Simon Rattle’s LSO concerts of Janáček’s operas, which began with The Cunning Little Vixen in 2019 and continued last year with Katya Kabanova, have become red-letter events in the orchestra’s calendar. Jenůfa – arguably the composer’s greatest achievement in opera, and that’s saying something – was to have starred Asmik Grigorian, but her withdrawal was announced a few weeks ago, and she was replaced by the Swedish soprano Agneta Eichenholz. That meant that this performance had at its fulcrum a very different kind of singer: softer-edged, less steely, but still magnetic.
Janáček’s music is a formidable backdrop for a cast of singers, especially when the orchestra is up close on stage with them rather than playing from the pit – and yet more so when it’s played with the almost relentless muscle and lyricism Rattle drew from the LSO here. Eichenholz’s Jenůfa – clutching a shawl around her concert dress, buffeted by the music yet maintaining a natural flow in her singing – seemed the more vulnerable for it. That’s one way of interpreting the character, certainly, although it felt a little underdrawn.
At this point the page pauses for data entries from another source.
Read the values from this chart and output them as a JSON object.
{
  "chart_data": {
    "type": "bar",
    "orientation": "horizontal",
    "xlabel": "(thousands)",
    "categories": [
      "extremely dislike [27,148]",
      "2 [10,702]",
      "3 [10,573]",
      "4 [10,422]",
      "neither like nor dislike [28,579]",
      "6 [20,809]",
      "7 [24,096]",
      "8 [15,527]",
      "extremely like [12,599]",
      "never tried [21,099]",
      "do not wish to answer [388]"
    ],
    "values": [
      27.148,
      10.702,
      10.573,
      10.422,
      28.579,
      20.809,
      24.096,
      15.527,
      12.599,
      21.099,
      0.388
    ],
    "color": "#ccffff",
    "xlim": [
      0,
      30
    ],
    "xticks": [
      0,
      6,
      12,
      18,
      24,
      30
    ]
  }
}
Admittedly, almost anyone would have seemed muted next to Aleš Briscein, who sang bitter yet steadfast Laca with a remarkable clarion tenor that cut through everything the orchestra could throw at it. His fellow tenor Nicky Spence, swaggering on in a leather biker jacket, sang stylishly and brought heaps of character to no-good Steva, activating the honey in his tone as he turned on the charm. Katarina Karnéus seized on the complex character of the Kostelnička, Jenufa’s stepmother, who sees how being an unwed mother will ruin her stepdaughter’s life and so risks damnation by murdering the baby before anyone else knows of it: severity gave way to humanity as she stared fearfully into eternity after her crime.
Supporting roles were strongly cast, especially Claire Barnett-Jones as gossipy Barena, and the LSO Chorus was excellent, the women whooping it up as uninvited wedding guests in the last act. Rattle emphasised the music’s sweep and motion; his approach tended to iron out Janáček’s moments of strangeness or violence, but the glow of the ending really shone.
• Repeated on Sunday at the Barbican, London.